70 Weil er nun niemals Zinsen nahm, verkehrte er in der besten Gesellschaft von Dolina – mit den Offizieren der Batteriedivision, mit den Beamten vom Komitat und mit der abgetakelten Baronin, die obenan zur Gesellschaft gehörte. Er hätte auch da prächtige Geschäfte machen können. Doch er hatte Grundsätze. Er machte nie Geschäfte in ›seinen‹ Kreisen.
Wie oft nahm ihn ein Oberleutnant beiseite oder ein politischer Adjunkt! Gabriel Matkowitsch lächelte liebenswürdig, zog bedauernd die Brauen hoch und schüttelte leise den Kopf. Sprach man dann länger auf ihn ein, ward seine klägliche Miene schmerzlich-süß – man sah, wie gewaltig er mit den Gefühlen kämpfte, die er für die bessern hielt – und schließlich, ja schließlich schüttelte er zusagend die pumpende Freundeshand.
Gabriel Matkowitsch borgte. Ungern und wenig, immer erst nach heldenmütiger Gegenwehr. Doch er mahnte nicht, verlangte nie sein Kapital, und am allerwenigsten verlangte er darüber.
Denn Gabriel Matkowitsch hatte eine krampfhafte Liebe für die ›beste Gesellschaft.‹ Vom Gerichtspraktikanten gegrüßt zu werden, war ihm ein Fest. Er stand auf der Straße und sah den Praktikanten kommen. Flugs wandte er sich herum. Er blickte nicht gradezu weg – sonst hätte sich der Praktikant vielleicht den Gruß erspart. Er sah 71 auch nicht gradezu hin – sonst hätte er vielleicht zuerst grüßen müssen.

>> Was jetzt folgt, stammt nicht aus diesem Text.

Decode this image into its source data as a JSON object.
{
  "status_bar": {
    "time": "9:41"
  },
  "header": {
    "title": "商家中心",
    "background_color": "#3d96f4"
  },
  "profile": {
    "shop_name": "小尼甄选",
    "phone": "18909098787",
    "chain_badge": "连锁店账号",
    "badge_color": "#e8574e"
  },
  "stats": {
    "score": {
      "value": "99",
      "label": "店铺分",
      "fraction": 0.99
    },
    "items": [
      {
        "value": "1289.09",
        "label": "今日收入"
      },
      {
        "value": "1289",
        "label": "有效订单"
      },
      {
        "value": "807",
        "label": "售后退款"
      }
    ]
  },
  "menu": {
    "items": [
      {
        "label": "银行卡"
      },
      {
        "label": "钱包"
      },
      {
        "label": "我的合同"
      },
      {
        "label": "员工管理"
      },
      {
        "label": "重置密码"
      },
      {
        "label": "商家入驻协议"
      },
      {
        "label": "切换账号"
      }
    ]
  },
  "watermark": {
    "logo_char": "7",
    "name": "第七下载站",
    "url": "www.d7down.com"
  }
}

Er schaute angelegentlich zum Kirchturm auf, und sowie der Praktikant daranging, nur die Hand zu rühren, kam er ihm freudig zuvor:
»Ah, guten Tag, guten Tag, mein lieber Herr von Treschetz! Wie steht das werte Befinden? Gut geschlafen, Herr von Treschetz? Ebenfalls – danke sehr, danke sehr, Herr von Treschetz!«
Für die abgetakelte Baronin hatte er eine abgöttische Verehrung. Die Baronin nahm bei ihm Waren auf Quartalsrechnung. Das Viertel war um, da kam sie rauschend in den Laden, legte das Buch hin – und er rechnete zusammen. Sie stand dabei mit der Börse in der Hand. Gabriel Matkowitsch machte einen artigen Strich unter die Summe, schrieb ›Dankend saldiert‹ hin, und die Baronin erzählte ein Langes von ihren vornehmen Gewohnheiten und leiblichen Zuständen . . . bis sie das Buch nahm und ging – ohne bezahlt zu haben.

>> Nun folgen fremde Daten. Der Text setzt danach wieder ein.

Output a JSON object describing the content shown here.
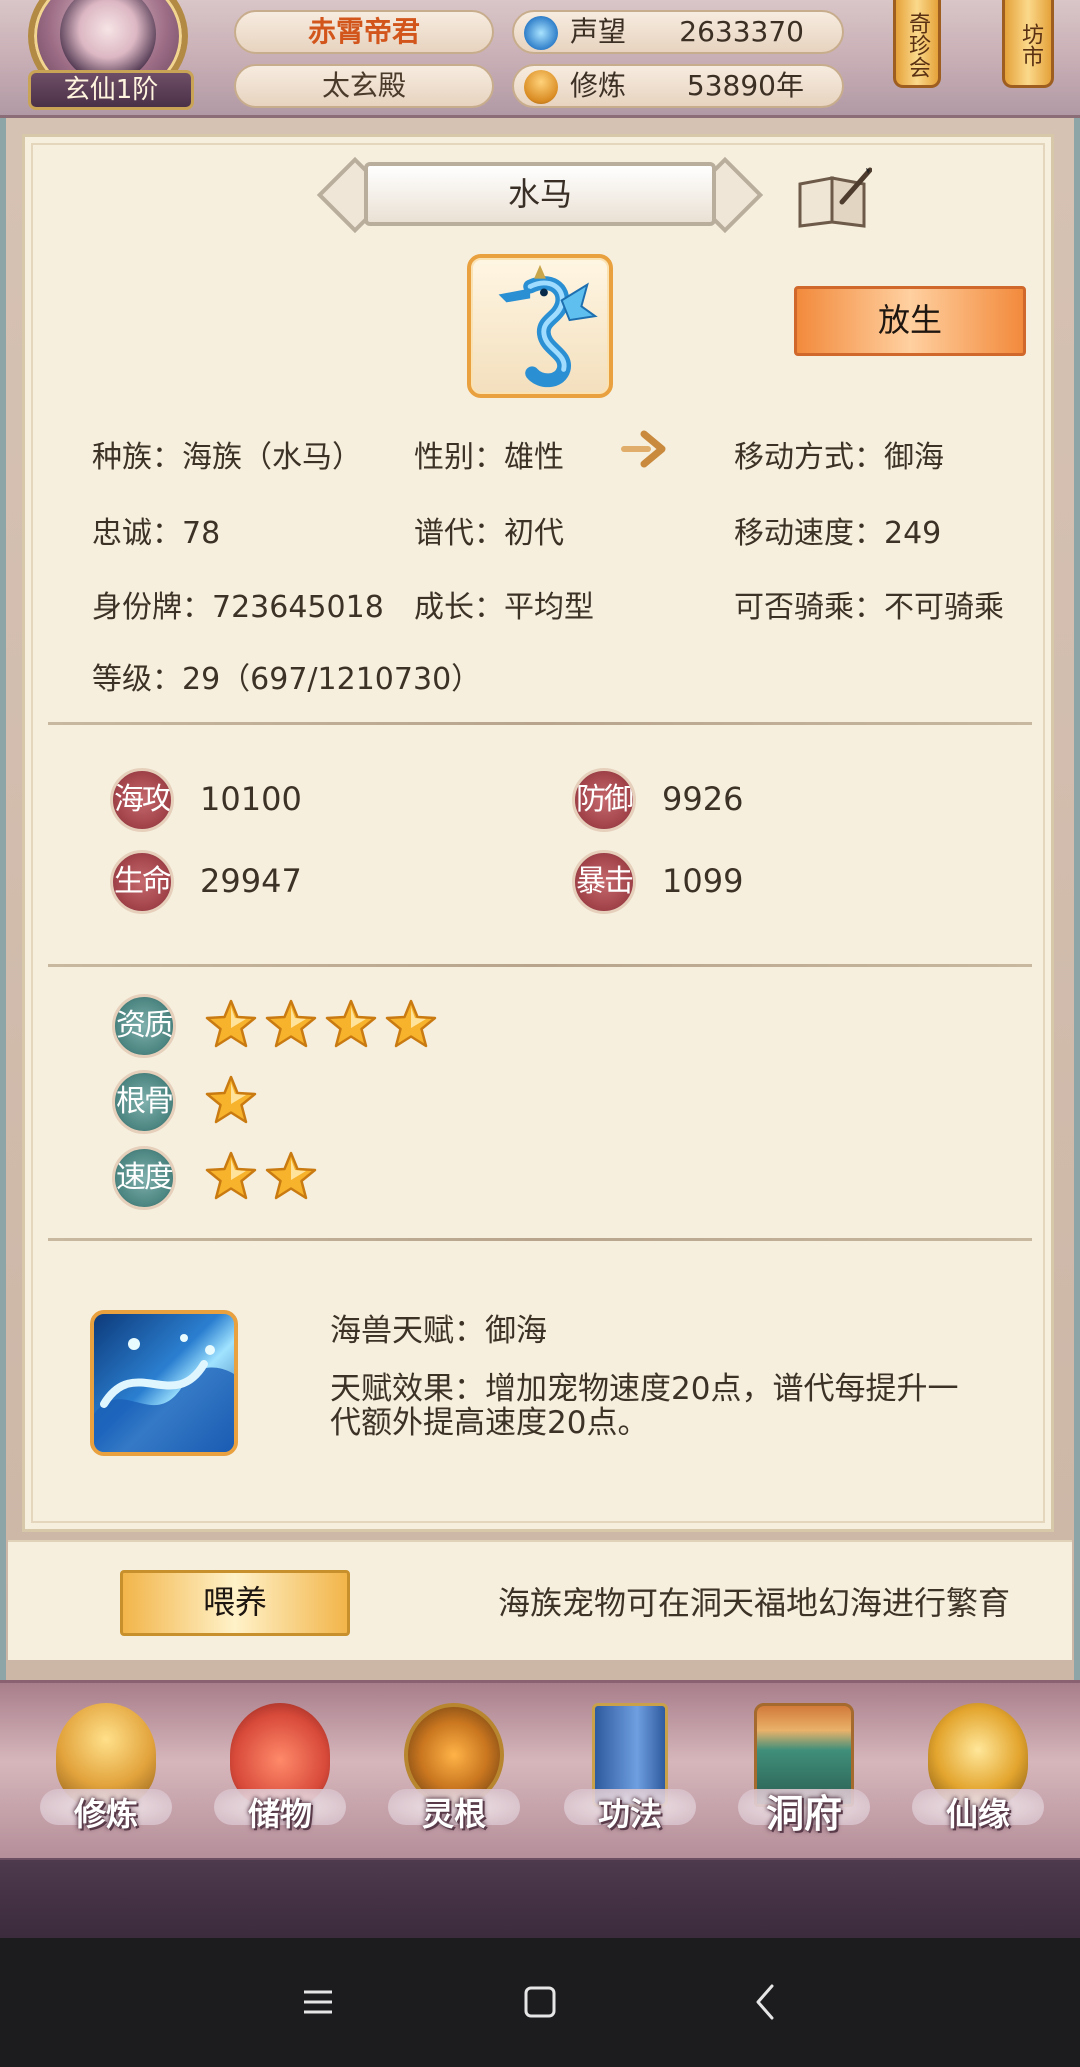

Gabriel Matkowitsch hatte eine Frau, die er eigens der besten Kreise wegen gefreit hatte. Schon der Name: Angelina. Was könnte eine Angelina andres tun, als Dame sein? Und das war sie, weiß Gott – da tat ihrs niemand zuvor. Sie brauchte nur unter die Frauen Dolinas zu treten, und augenblicklich wars still – denn man hatte von ihr gesprochen. Sie brauchte nur 72 ein himmelblaues Kleid anzuziehen, und die himmelblauen Stoffe stiegen im Preis. Sie brauchte nur an der Kaserne vorbeizugehen, und sogar der Herr Major nahm eine Pose an.
Frau Angelina war auf der Pußta aufgewachsen. Diese Augen hatten all die Mädchenjahre sinnend und sehnend ins Weite geblickt – nach dem großen Abenteuer. Da hatte Gabriel Matkowitsch sie entdeckt.
Angelina wußte: er war nicht der Rechte. Doch da ihr Glaube ein wartender war, hielt sie die Heirat mit dem Bauernhans für eine Stufe ihrer Himmelsleiter, sträubte sich nicht lang und sagte ja. So kam sie nach Dolina.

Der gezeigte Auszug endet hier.